The first part of this code will use yfinance as our datasource.
#we're going to use yfinance as our data source
!pip install yfinance --upgrade --no-cache-dir
import pandas as pd
import numpy as np
import yfinance as yf
Next, we’re going to create a dataframe called df and download SPY data from 2000 to it.
#Here we're creating a dataframe for spy data from 2000-current
df = yf.download('spy',
start='2000-01-01',
end='2020-08-21',
progress=True)
#dauto_adjust=True,
#actions='inline',) #adjust for stock splits and dividends
#print the dataframe to see what lives in it
print(df)
Finally, we’ll print the result of df so you can get an idea of what is inside of it.
We’re going to drop all the columns except Adj Close.
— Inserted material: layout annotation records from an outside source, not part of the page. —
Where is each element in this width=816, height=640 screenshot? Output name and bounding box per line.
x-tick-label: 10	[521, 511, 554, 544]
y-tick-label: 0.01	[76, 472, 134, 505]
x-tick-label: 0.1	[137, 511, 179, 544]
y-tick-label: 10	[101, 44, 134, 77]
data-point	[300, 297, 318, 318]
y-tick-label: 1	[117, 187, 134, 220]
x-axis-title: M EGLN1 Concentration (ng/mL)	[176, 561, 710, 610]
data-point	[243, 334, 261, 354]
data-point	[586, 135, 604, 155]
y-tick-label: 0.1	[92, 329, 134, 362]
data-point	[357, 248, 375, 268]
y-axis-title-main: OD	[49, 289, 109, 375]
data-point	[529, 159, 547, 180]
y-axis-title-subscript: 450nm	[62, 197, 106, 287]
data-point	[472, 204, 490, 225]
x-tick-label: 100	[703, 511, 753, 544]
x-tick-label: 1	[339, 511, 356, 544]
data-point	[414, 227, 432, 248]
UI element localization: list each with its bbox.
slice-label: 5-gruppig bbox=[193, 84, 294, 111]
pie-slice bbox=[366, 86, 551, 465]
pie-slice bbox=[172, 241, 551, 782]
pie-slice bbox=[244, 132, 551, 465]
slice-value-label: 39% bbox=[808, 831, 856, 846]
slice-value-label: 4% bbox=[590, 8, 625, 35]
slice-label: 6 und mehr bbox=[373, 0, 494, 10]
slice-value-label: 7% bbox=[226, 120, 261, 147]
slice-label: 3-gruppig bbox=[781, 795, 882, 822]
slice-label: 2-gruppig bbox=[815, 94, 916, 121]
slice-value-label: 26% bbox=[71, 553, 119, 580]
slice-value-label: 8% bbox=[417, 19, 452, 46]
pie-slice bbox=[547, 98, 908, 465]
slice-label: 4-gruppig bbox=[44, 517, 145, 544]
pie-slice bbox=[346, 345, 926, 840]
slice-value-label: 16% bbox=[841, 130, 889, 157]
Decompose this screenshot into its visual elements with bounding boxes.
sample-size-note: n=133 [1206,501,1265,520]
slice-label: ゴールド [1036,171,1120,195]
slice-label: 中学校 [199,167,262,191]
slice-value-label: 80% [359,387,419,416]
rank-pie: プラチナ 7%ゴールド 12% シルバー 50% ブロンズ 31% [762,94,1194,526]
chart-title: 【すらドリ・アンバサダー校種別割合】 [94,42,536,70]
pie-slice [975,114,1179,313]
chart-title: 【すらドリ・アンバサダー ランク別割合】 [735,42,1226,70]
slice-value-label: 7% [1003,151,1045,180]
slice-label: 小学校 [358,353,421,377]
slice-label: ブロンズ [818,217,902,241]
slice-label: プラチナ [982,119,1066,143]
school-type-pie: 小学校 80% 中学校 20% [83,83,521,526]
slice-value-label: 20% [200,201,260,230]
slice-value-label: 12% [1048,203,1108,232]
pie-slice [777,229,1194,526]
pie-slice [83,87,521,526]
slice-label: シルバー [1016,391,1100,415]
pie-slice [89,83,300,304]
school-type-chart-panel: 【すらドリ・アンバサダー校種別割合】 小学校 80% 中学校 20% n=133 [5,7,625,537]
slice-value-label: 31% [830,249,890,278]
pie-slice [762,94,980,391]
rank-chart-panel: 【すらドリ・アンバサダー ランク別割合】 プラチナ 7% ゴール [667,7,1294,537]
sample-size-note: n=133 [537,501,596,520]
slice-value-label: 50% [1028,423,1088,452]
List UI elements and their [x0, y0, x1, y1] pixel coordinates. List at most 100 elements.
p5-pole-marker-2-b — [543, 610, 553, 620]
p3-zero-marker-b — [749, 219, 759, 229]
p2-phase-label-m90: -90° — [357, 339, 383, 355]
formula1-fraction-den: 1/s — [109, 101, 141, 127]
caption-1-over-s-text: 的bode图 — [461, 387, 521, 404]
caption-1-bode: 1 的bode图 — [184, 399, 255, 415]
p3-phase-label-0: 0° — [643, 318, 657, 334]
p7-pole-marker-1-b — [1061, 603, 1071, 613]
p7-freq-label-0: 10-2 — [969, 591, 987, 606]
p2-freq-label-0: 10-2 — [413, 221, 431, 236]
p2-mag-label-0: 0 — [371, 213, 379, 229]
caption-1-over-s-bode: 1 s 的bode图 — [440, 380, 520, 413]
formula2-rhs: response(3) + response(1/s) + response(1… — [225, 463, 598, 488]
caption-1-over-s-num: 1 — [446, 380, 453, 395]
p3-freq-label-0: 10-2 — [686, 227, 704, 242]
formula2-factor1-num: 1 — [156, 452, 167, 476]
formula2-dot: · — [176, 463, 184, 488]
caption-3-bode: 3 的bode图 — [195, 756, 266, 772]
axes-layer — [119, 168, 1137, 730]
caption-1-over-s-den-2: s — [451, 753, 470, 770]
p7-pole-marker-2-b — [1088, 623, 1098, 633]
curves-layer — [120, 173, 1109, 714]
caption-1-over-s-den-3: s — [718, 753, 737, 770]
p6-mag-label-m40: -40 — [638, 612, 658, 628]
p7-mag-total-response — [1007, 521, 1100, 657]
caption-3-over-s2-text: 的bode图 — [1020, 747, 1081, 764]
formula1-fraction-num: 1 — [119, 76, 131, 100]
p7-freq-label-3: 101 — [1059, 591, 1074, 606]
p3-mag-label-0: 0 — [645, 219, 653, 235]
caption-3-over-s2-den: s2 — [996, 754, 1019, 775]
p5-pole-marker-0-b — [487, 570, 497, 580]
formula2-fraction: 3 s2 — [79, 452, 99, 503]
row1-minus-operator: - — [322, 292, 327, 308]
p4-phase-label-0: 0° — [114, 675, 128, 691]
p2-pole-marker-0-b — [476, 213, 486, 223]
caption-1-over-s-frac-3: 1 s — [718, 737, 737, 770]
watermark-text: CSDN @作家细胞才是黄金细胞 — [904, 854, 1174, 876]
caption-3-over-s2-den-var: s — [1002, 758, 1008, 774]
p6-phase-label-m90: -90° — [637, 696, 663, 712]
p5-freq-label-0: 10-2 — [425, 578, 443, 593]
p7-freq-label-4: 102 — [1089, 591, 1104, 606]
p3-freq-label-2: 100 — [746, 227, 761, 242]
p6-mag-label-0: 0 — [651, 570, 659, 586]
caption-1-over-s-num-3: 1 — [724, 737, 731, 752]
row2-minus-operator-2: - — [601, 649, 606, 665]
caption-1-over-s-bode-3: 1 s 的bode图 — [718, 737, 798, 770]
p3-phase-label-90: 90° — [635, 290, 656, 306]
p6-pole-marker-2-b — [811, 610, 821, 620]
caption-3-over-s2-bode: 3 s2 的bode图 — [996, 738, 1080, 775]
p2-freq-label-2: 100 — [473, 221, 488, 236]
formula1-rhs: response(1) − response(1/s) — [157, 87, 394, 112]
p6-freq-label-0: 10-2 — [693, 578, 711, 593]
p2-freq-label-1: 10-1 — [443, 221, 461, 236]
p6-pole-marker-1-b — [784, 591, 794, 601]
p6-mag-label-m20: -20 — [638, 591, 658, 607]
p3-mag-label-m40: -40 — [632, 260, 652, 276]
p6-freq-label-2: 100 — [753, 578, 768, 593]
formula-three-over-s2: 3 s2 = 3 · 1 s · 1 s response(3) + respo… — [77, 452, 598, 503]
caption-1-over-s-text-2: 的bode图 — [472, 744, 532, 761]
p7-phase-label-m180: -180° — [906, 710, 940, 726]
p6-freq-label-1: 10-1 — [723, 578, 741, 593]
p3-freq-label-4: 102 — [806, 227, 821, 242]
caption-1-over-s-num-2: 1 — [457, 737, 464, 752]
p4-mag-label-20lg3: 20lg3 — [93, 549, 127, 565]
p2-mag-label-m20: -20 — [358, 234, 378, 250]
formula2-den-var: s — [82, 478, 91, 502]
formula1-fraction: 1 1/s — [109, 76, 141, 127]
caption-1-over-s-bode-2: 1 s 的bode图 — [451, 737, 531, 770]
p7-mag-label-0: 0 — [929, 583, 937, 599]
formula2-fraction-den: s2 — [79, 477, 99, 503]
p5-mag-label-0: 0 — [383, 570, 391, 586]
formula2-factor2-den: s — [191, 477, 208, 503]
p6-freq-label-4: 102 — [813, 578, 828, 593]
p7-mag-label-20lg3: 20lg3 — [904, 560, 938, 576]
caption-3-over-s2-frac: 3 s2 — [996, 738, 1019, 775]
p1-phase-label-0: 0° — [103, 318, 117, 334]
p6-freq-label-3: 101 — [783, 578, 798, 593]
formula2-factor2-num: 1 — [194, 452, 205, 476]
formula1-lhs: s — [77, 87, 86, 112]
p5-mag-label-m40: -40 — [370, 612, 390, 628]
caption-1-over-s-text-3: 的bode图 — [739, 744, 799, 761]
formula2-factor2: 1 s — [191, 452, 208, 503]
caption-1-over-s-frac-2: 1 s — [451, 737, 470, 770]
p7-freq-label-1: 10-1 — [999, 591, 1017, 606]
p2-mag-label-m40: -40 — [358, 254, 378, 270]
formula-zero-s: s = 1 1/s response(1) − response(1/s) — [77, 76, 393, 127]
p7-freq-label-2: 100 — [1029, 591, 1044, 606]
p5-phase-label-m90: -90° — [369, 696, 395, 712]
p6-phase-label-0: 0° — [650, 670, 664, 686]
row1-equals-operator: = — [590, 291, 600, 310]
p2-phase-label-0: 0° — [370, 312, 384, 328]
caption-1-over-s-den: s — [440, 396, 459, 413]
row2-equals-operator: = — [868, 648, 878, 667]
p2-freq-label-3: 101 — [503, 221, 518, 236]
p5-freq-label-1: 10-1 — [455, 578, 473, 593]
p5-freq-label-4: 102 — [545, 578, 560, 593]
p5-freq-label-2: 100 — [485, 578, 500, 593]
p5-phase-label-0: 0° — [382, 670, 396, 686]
Then we’ll rename it adj_close. Next, we’ll create a column labeled simple_rtn. This is the daily simple return or percent increase/decrease. The next line of code creates a logarithmic increase/decrease. Logarithmic gives equal bearing to the Y-axis and can be defined as follows, “A logarithmic price scale uses the percentage of change to plot data points, so, the scale prices are not positioned equidistantly. A linear price scale uses an equal value between price scales providing an equal distance between values.”
#only keep adj close
df = df.loc[:, ['Adj Close']]
df.rename(columns={'Adj Close':'adj_close'}, inplace=True)
#create column simple return
df['simple_rtn'] = df.adj_close.pct_change()
#create column logrithmic returns
df['log_rtn'] = np.log(df.adj_close/df.adj_close.shift(1))
print(df)
This next command just analyzes the data so you can spot-check what you’ve created.
#here we can analyze our data
df.info()
This next section describes what the daily increase/decrease of the SPY looks like. You can see statistically relevant information about S&P here.
#get statistical data on the data frame
df.describe()
Next, we can see a distribution of adjustable close, logarithmic return, and simple return.
#view chart of data to get an overview of what lives in the data
import matplotlib.pyplot as plt
df.hist(bins=50, figsize=(20,15))
plt.show()
This is all for data normalization. You can now apply different algorithmic analyses to the data.